Dengan kata lain, memasuki AS secara ilegal kini disejajarkan dengan “nilai-nilai dasar Amerika.”
Tanpa hambatan yang layak untuk mencegah mereka memasuki AS, atau dasar hukum untuk menangkap mereka, tidak mengherankan bahwa diperkirakan ada 16,8 juta imigran ilegal bertempat tinggal di AS – lonjakan 16% yang mengkhawatirkan sejak Biden mulai menjabat. Influks besar ini memaksa Kota New York mendeklarasikan krisis kemanusiaan yang akan menelan biaya pembayar pajak sekitar $12 miliar selama tiga tahun – kecuali bantuan keuangan datang dari pemerintah AS (tembok Trump yang banyak dikeluhkan hanya akan menelan biaya $21,6 miliar, tagihan sekali bayar yang akan meringankan Demokrat dari tanda kebajikan yang tak terbayarkan yang hanya mendatangkan pemilih marah). Namun, dana talangan dari Paman Sam tampaknya tidak mungkin, karena Washington terlalu sibuk memompakan senjata ke Ukraina untuk repot-repot dengan isu dalam negeri yang lebih mendesak.
Secara kebetulan, Partai Republik memanipulasi kebijakan suaka Partai Demokrat dengan sangat efektif. Gubernur Texas Greg Abbott, misalnya, yang negara bagian perbatasannya dibanjiri lebih dari satu juta imigran ilegal dalam 11 bulan terakhir, telah mengirim lebih dari 13.500 migran ke Big Apple sejak musim semi lalu. Sementara itu, tepat satu tahun yang lalu, gubernur Republik Florida Ron DeSantis memicu “situasi kemanusiaan” di Massachusetts, kata otoritas, dengan mendeportasi sekitar 50 imigran ilegal ke pulau Martha’s Vineyard – tempat liburan yang sebagian besar dihuni oleh elit kaya, seperti Obama dan Clinton – tanpa pemberitahuan. Tak perlu dikatakan, Demokrat tidak terhibur dan para imigran ilegal dengan cepat dikirim pergi, sehingga mengkhianati kemunafikan establishment.

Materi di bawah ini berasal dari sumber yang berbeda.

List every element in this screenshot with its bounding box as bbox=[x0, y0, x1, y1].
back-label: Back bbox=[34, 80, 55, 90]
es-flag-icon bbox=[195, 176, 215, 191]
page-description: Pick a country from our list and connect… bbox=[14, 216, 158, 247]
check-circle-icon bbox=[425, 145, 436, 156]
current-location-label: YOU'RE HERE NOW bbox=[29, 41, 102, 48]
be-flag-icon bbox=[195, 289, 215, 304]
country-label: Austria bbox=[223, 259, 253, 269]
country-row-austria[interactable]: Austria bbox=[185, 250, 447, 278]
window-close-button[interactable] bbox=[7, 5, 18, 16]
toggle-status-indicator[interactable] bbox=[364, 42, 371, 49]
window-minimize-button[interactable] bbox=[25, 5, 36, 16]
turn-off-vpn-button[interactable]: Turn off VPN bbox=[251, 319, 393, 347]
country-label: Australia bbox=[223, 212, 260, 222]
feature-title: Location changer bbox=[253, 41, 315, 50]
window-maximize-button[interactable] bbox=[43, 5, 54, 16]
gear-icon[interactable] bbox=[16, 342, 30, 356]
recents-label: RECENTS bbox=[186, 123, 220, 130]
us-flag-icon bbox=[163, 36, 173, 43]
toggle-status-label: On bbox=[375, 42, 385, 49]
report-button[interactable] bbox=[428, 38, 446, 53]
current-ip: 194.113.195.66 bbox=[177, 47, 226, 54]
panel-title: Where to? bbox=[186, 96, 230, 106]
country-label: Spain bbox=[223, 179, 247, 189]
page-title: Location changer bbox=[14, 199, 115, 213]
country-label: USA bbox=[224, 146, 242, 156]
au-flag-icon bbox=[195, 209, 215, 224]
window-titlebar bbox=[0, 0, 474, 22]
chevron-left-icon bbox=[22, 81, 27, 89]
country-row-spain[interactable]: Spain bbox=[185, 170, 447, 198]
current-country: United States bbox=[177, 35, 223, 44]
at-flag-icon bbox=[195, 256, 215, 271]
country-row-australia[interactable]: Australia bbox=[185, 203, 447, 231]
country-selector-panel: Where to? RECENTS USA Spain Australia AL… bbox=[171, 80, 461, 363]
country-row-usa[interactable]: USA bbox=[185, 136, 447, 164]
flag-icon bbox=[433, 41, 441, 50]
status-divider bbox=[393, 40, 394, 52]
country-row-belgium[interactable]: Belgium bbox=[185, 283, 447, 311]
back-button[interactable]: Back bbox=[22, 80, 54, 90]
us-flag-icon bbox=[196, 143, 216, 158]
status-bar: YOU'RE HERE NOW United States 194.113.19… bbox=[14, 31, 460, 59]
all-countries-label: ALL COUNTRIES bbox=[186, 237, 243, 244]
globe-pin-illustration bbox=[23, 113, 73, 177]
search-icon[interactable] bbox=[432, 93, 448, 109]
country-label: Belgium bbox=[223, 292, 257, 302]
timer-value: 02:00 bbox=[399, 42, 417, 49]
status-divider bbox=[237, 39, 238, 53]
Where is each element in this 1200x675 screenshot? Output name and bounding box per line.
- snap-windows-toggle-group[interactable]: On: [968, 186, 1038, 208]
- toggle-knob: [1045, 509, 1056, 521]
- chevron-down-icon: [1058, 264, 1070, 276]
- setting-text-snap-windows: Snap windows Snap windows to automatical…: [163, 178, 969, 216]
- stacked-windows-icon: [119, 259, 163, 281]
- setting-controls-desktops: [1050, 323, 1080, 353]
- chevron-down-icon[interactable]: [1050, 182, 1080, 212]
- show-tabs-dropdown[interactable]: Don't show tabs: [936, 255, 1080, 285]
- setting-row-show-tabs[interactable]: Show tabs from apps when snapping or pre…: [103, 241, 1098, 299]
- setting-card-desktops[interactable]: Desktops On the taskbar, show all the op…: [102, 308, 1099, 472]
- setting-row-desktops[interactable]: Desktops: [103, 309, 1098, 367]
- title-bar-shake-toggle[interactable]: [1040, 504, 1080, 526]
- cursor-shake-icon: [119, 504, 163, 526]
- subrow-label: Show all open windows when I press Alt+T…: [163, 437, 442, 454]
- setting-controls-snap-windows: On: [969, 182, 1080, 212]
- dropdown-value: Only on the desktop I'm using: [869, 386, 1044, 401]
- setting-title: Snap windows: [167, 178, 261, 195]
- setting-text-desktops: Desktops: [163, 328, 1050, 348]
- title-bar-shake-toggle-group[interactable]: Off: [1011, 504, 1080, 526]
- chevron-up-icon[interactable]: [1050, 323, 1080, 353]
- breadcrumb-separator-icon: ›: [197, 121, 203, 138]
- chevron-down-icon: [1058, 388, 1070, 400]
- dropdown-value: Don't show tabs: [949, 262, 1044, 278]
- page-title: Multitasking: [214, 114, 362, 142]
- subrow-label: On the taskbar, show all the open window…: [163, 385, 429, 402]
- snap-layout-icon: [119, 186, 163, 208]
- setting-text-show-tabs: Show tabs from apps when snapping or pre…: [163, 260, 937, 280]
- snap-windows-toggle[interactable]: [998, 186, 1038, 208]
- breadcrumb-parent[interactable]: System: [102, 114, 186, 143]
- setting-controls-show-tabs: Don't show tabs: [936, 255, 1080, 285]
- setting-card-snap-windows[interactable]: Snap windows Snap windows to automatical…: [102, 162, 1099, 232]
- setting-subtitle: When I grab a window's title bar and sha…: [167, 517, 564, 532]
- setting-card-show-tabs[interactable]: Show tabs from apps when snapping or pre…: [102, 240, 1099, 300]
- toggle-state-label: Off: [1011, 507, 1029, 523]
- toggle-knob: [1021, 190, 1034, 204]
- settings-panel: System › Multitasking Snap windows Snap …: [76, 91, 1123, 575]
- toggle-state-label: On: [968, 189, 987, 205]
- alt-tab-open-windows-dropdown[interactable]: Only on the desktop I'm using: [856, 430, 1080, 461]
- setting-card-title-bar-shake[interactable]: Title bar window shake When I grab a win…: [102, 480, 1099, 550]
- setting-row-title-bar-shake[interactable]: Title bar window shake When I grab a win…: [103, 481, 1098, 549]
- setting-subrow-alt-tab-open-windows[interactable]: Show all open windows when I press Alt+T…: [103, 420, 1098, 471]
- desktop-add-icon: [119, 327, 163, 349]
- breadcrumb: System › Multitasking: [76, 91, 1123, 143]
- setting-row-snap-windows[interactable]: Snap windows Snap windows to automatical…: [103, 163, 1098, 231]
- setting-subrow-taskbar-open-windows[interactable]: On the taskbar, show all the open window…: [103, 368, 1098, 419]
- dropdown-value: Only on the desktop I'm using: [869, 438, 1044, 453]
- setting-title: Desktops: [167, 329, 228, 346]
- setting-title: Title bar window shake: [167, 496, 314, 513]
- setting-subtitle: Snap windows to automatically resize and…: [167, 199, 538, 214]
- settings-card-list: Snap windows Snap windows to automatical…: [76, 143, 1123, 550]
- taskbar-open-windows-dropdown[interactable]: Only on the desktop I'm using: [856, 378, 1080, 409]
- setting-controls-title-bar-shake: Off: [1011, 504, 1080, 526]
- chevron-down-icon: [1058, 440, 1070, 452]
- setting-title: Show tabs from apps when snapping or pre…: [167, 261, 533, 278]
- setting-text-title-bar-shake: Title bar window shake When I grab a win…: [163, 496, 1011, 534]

Namun, ada masalah lain yang terkait dengan perbatasan terbuka yang lebih mendesak, seperti keamanan nasional. Pada 14 September, Subkomite Hukum dan Keimigrasian Dewan Perwakilan Rakyat mengadakan dengar pendapat berjudul “Masuknya Teroris melalui Perbatasan Barat Daya” dan berfokus pada bagaimana agenda perbatasan terbuka Administrasi Biden telah menyebabkan rekor tinggi pertemuan alien di Daftar Pantauan Teroris, serta pembebasan massal alien yang belum disaring ke komunitas Amerika.
Salah satu pembicara, Rodney Scott, yang menjabat sebagai Kepala Patroli Perbatasan AS selama 29 tahun, menyatakan frustrasinya dengan kemunduran signifikan yang dialami departemennya sejak perintah eksekutif imigrasi Presiden AS Joe Biden mulai berlaku.
“[S]ejak 21 Januari 2021, saya menyaksikan kemajuan keamanan perbatasan yang dibuat selama tiga dekade menghilang dan keselamatan komunitas perbatasan melorot ke belakang,” kata Scott kepada para legislator yang berkumpul. “Dengan setiap tindakan eksekutif perbatasan dan imigrasi yang diambil Administrasi Biden, volume imigrasi ilegal dengan cepat meningkat, membanjiri Patroli Perbatasan dan secara efektif mentransfer kendali perbatasan barat daya kami ke kartel narkoba Meksiko.”